Application profiling

PingDirectory provides the ability to filter the data written to access logs based on connection criteria (see the appendix for a configuration example). This provides us with a mechanism to create a custom access log that only contains operations performed by specific accounts.

This can be used with new or existing applications to collect data about how the application behaves. The bin/summarize-access-log utility can be used against this application-specific log file to generate an overview of the types of searches that are run by the application, index utilization, errors, and an operation response time histogram.

Having this information documented provides a useful comparison if the application begins to experience production issues and can greatly simplify troubleshooting.

Schema modification

The ability to extend the schema should not be delegated to any groups outside of the directory administrators.

If an application area needs to extend the schema they will need to document their requirements. Their documentation should include:

  • Attribute names

  • objectclass definitions

  • Single or multi-valued

  • Attribute syntaxes

  • Attribute indexing requirements

  • Who owns the data in the attribute

  • How the data is stored in the system of record (if the directory will not be the system of record)

The application area might need some help and guidance to answer these questions.

Before extending the schema, the data owners associated with this new data should be contacted and their approval granted and documented.

JSON attributes

If an application’s data storage requirements cannot easily be met by a defined, structured schema (for example, largely non-homogeneous data), consider creating application specific JSON attributes for the application.

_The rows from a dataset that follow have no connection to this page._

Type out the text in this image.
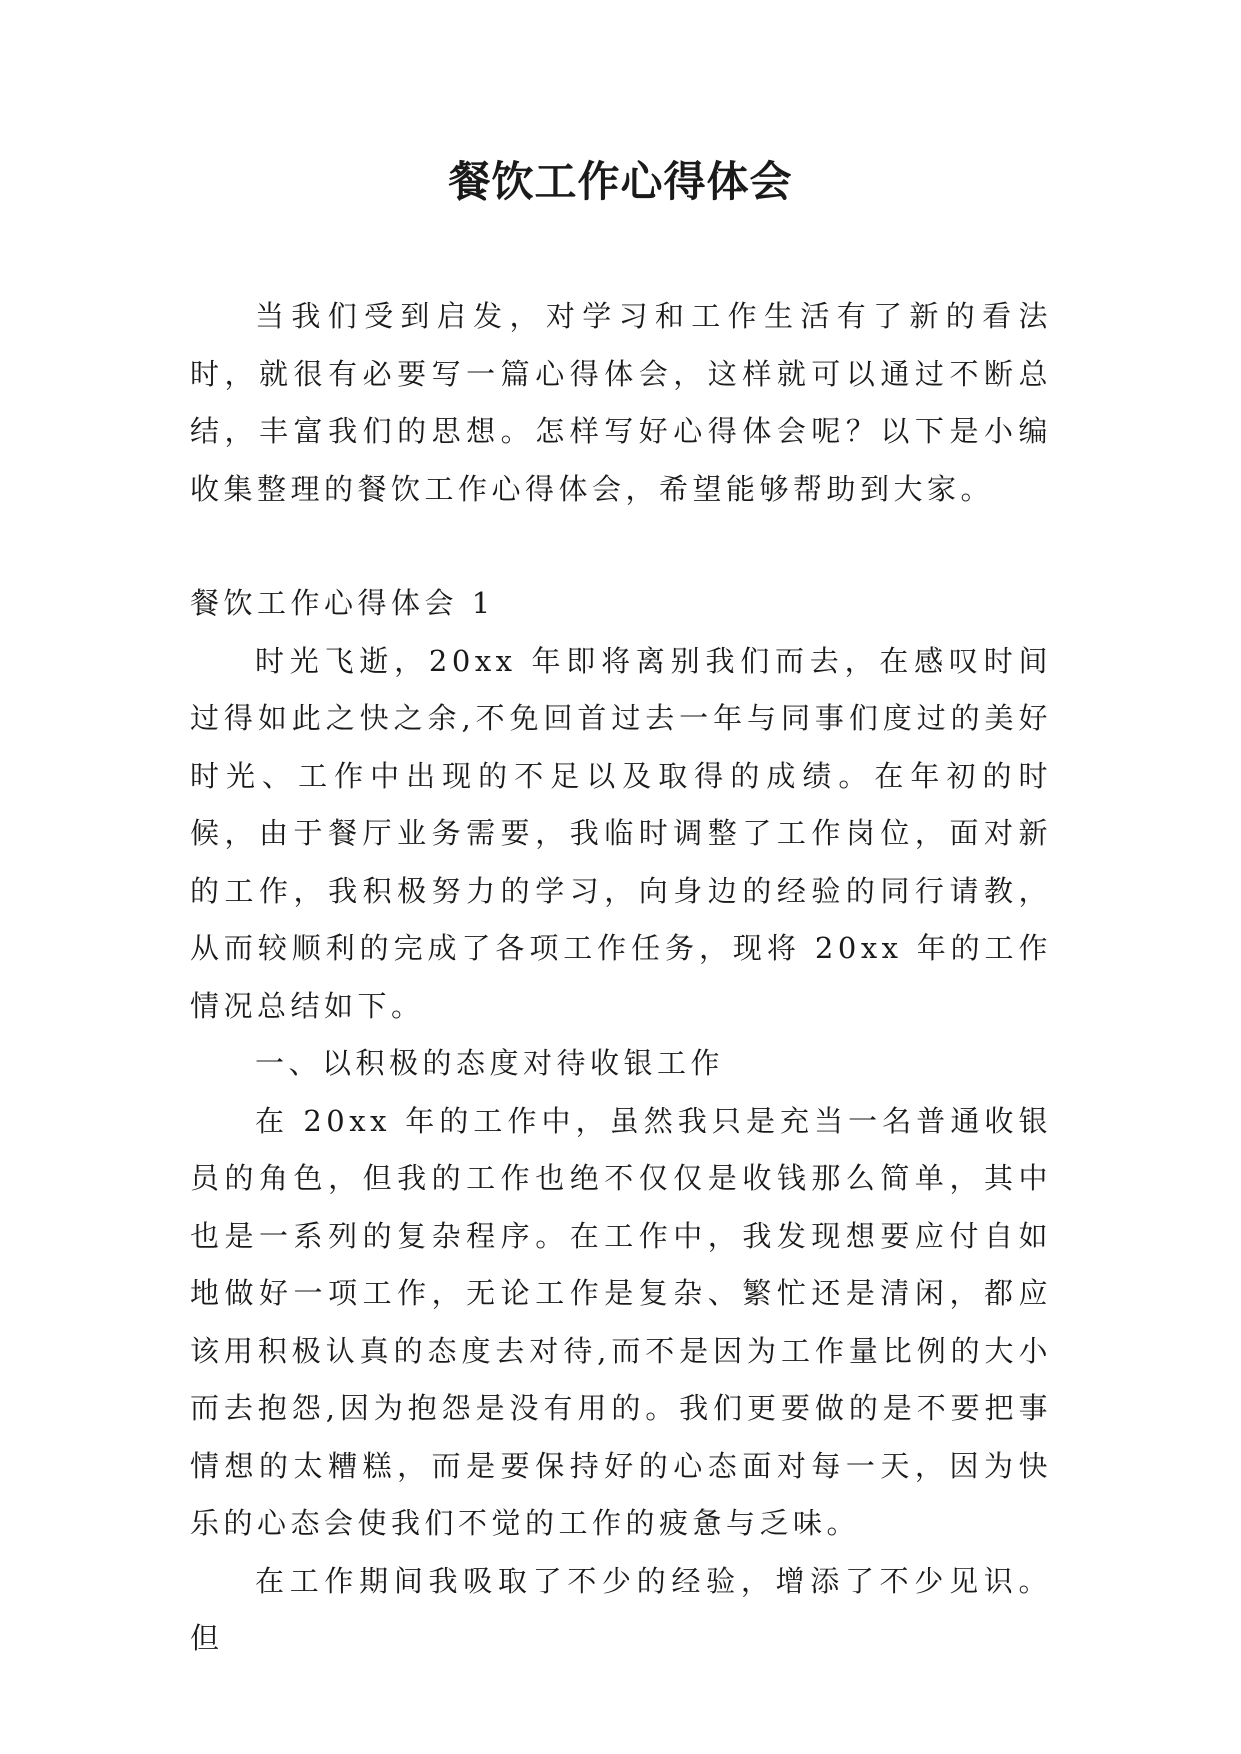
餐饮工作心得体会

当我们受到启发，对学习和工作生活有了新的看法时，就很有必要写一篇心得体会，这样就可以通过不断总结，丰富我们的思想。怎样写好心得体会呢？以下是小编收集整理的餐饮工作心得体会，希望能够帮助到大家。

餐饮工作心得体会 1

时光飞逝，20xx 年即将离别我们而去，在感叹时间过得如此之快之余,不免回首过去一年与同事们度过的美好时光、工作中出现的不足以及取得的成绩。在年初的时候，由于餐厅业务需要，我临时调整了工作岗位，面对新的工作，我积极努力的学习，向身边的经验的同行请教，从而较顺利的完成了各项工作任务，现将 20xx 年的工作情况总结如下。

一、以积极的态度对待收银工作

在 20xx 年的工作中，虽然我只是充当一名普通收银员的角色，但我的工作也绝不仅仅是收钱那么简单，其中也是一系列的复杂程序。在工作中，我发现想要应付自如地做好一项工作，无论工作是复杂、繁忙还是清闲，都应该用积极认真的态度去对待,而不是因为工作量比例的大小而去抱怨,因为抱怨是没有用的。我们更要做的是不要把事情想的太糟糕，而是要保持好的心态面对每一天，因为快乐的心态会使我们不觉的工作的疲惫与乏味。

在工作期间我吸取了不少的经验，增添了不少见识。但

Because JSON attributes can contain any JSON-formatted set of data, they’re an ideal candidate for storing complex data and relationships that cannot be easily defined or stored in a traditional hierarchical data model.

Because there could be little enforcement as to what gets populated, care should be taken with JSON attributes, and their usage should be reviewed on an annual basis.

Optionally, you can place restrictions on JSON attributes to restrict things such as allowable keys, must and may keys, and syntaxes. You can find more information in Configuring JSON attribute constraints for details on how to implement JSON restrictions and JSON key indexing.